Repository of code for applying machine learning methods to CMS events, with the hope of improving tau decay mode resolution.
- install_script.sh installs the necessary packages
- dataframe_init.sh Loads the dataframes from root files, chooses relevant columns and saves as .pkl file - does not create new variables.
- dataframe_mod.sh Unpacks .pkl dataframe (df_ordered) and creates new variables, and saves dataframe.
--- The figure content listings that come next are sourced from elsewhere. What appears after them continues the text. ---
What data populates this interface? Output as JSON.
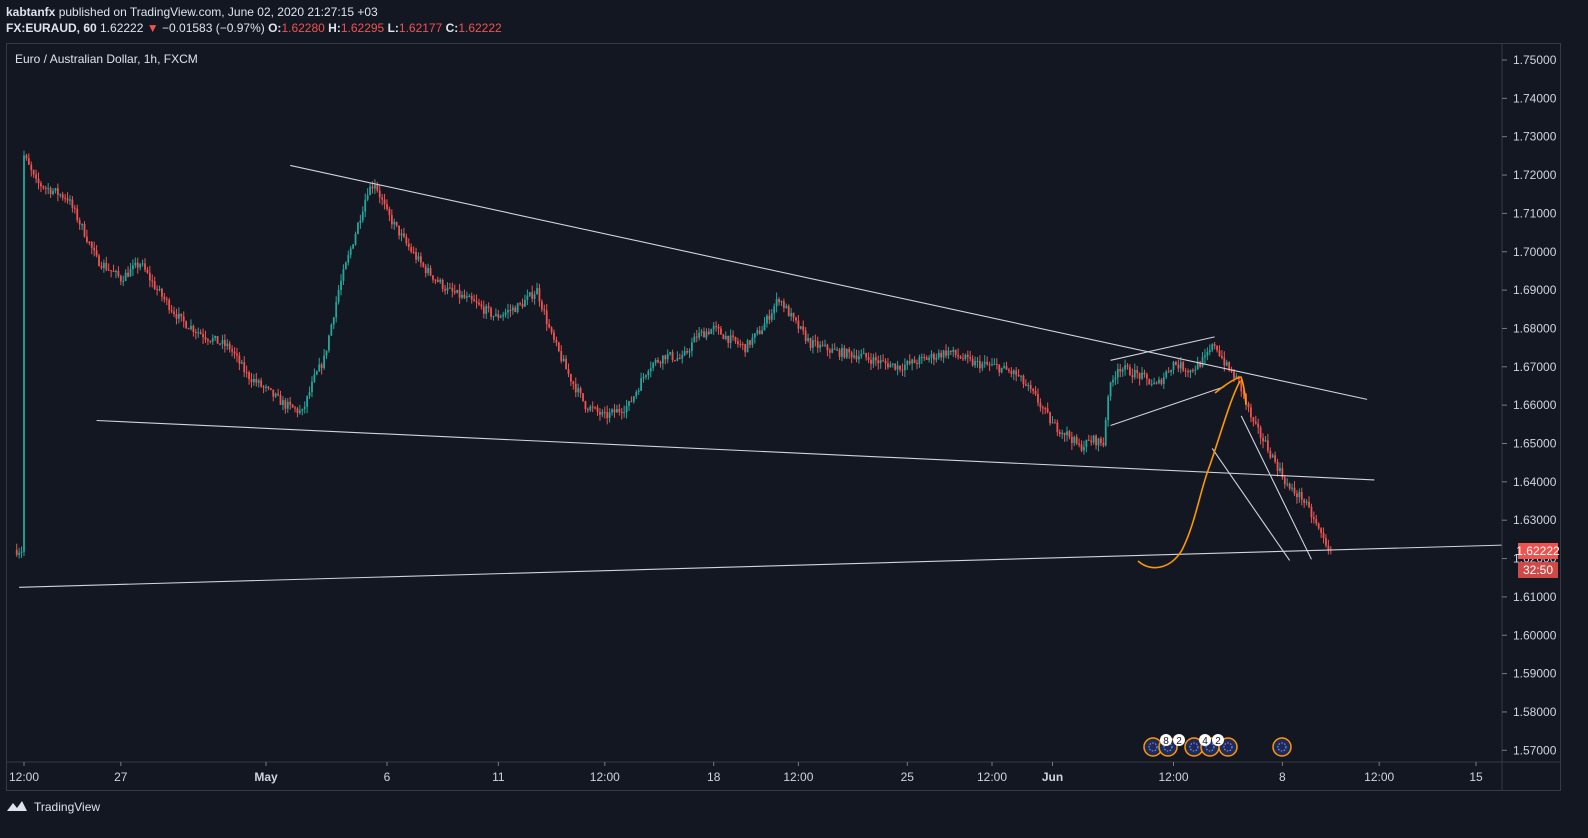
{
  "header": {
    "author": "kabtanfx",
    "published_text": "published on TradingView.com, June 02, 2020 21:27:15 +03",
    "symbol": "FX:EURAUD, 60",
    "last": "1.62222",
    "change": "−0.01583 (−0.97%)",
    "open_label": "O:",
    "open": "1.62280",
    "high_label": "H:",
    "high": "1.62295",
    "low_label": "L:",
    "low": "1.62177",
    "close_label": "C:",
    "close": "1.62222"
  },
  "legend": {
    "title": "Euro / Australian Dollar, 1h, FXCM"
  },
  "footer": {
    "brand": "TradingView"
  },
  "colors": {
    "background": "#131722",
    "up": "#26a69a",
    "down": "#ef5350",
    "drawing": "#d1d4dc",
    "orange": "#ff9800"
  },
  "chart_data": {
    "type": "candlestick",
    "title": "Euro / Australian Dollar, 1h, FXCM",
    "ylim": [
      1.565,
      1.7525
    ],
    "y_ticks": [
      "1.75000",
      "1.74000",
      "1.73000",
      "1.72000",
      "1.71000",
      "1.70000",
      "1.69000",
      "1.68000",
      "1.67000",
      "1.66000",
      "1.65000",
      "1.64000",
      "1.63000",
      "1.62000",
      "1.61000",
      "1.60000",
      "1.59000",
      "1.58000",
      "1.57000"
    ],
    "x_ticks": [
      "12:00",
      "27",
      "May",
      "6",
      "11",
      "12:00",
      "18",
      "12:00",
      "25",
      "12:00",
      "Jun",
      "12:00",
      "8",
      "12:00",
      "15"
    ],
    "x_tick_bar_index": [
      0,
      40,
      100,
      150,
      196,
      240,
      285,
      320,
      365,
      400,
      425,
      475,
      520,
      560,
      600
    ],
    "bar_count": 630,
    "price_path": [
      [
        0,
        1.725
      ],
      [
        5,
        1.718
      ],
      [
        18,
        1.714
      ],
      [
        25,
        1.705
      ],
      [
        30,
        1.698
      ],
      [
        40,
        1.693
      ],
      [
        48,
        1.697
      ],
      [
        55,
        1.69
      ],
      [
        65,
        1.682
      ],
      [
        75,
        1.678
      ],
      [
        85,
        1.675
      ],
      [
        92,
        1.668
      ],
      [
        100,
        1.664
      ],
      [
        108,
        1.66
      ],
      [
        115,
        1.658
      ],
      [
        120,
        1.667
      ],
      [
        124,
        1.672
      ],
      [
        130,
        1.69
      ],
      [
        137,
        1.705
      ],
      [
        142,
        1.716
      ],
      [
        145,
        1.718
      ],
      [
        150,
        1.71
      ],
      [
        158,
        1.702
      ],
      [
        165,
        1.696
      ],
      [
        175,
        1.69
      ],
      [
        185,
        1.687
      ],
      [
        195,
        1.683
      ],
      [
        205,
        1.686
      ],
      [
        212,
        1.69
      ],
      [
        218,
        1.678
      ],
      [
        225,
        1.668
      ],
      [
        232,
        1.66
      ],
      [
        240,
        1.657
      ],
      [
        250,
        1.66
      ],
      [
        258,
        1.67
      ],
      [
        265,
        1.673
      ],
      [
        272,
        1.672
      ],
      [
        278,
        1.678
      ],
      [
        285,
        1.68
      ],
      [
        292,
        1.677
      ],
      [
        298,
        1.675
      ],
      [
        305,
        1.68
      ],
      [
        312,
        1.688
      ],
      [
        318,
        1.682
      ],
      [
        325,
        1.676
      ],
      [
        335,
        1.674
      ],
      [
        345,
        1.673
      ],
      [
        355,
        1.671
      ],
      [
        362,
        1.67
      ],
      [
        372,
        1.672
      ],
      [
        382,
        1.674
      ],
      [
        392,
        1.671
      ],
      [
        402,
        1.67
      ],
      [
        410,
        1.668
      ],
      [
        418,
        1.662
      ],
      [
        425,
        1.655
      ],
      [
        432,
        1.652
      ],
      [
        436,
        1.649
      ],
      [
        442,
        1.651
      ],
      [
        446,
        1.65
      ],
      [
        448,
        1.663
      ],
      [
        452,
        1.67
      ],
      [
        460,
        1.668
      ],
      [
        468,
        1.665
      ],
      [
        475,
        1.671
      ],
      [
        482,
        1.669
      ],
      [
        488,
        1.672
      ],
      [
        492,
        1.676
      ],
      [
        497,
        1.67
      ],
      [
        502,
        1.666
      ],
      [
        508,
        1.655
      ],
      [
        513,
        1.65
      ],
      [
        518,
        1.644
      ],
      [
        523,
        1.638
      ],
      [
        528,
        1.636
      ],
      [
        533,
        1.63
      ],
      [
        537,
        1.625
      ],
      [
        540,
        1.62222
      ]
    ],
    "trendlines": [
      {
        "name": "upper-resistance",
        "p1": [
          110,
          1.7225
        ],
        "p2": [
          555,
          1.6615
        ]
      },
      {
        "name": "middle-support",
        "p1": [
          30,
          1.656
        ],
        "p2": [
          558,
          1.6405
        ]
      },
      {
        "name": "lower-support",
        "p1": [
          -2,
          1.6125
        ],
        "p2": [
          625,
          1.6235
        ]
      },
      {
        "name": "flag-upper",
        "p1": [
          449,
          1.6717
        ],
        "p2": [
          492,
          1.6778
        ]
      },
      {
        "name": "flag-lower",
        "p1": [
          449,
          1.6547
        ],
        "p2": [
          496,
          1.6648
        ]
      },
      {
        "name": "channel-upper",
        "p1": [
          503,
          1.6572
        ],
        "p2": [
          532,
          1.6198
        ]
      },
      {
        "name": "channel-lower",
        "p1": [
          491,
          1.6487
        ],
        "p2": [
          523,
          1.6195
        ]
      }
    ],
    "annotations": {
      "last_price_label": "1.62222",
      "countdown": "32:50",
      "event_badges": [
        "8",
        "2",
        "4",
        "2"
      ]
    }
  }
}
Also creates separate dataframe (imvar_df) for variables for creating images, which is saved as imvar_df.sav (using joblib to avoid memory errors).
- image_generator.sh implements imgen.py, to generate and save numpy arrays of images in 100,000 event batches - images are compressed by using uint8 format rather than f32.
- dataframe_split.sh separates the data for HL vars, large images, small images and y values into training and test data, saves in tf.data.dataset format, which can be efficiently cycled in and out of ram to reduce memory usage.
- train_model.sh loads tensors from /vols/cms/fjo18/Masters2021/Tensors and trains a model on them, before saving the model back into /vols/. Note: only saves model if 'save_model' parameter is set to 'True' in the 'train_NN.py' file
- train_model_HL.sh trains only on the HL variables (using train_HLNN.py file). Same parameters options as for full model. Current to-dos and issues can be seen under the 'Projects' tab.
- Update: We now have various files which train networks, depending on whether a CPU or GPU is needed. cpu_train_NN.sh and gpu_train_NN.sh are the main ones. These run train_NN_pd.py, which is now the main file in where models are built.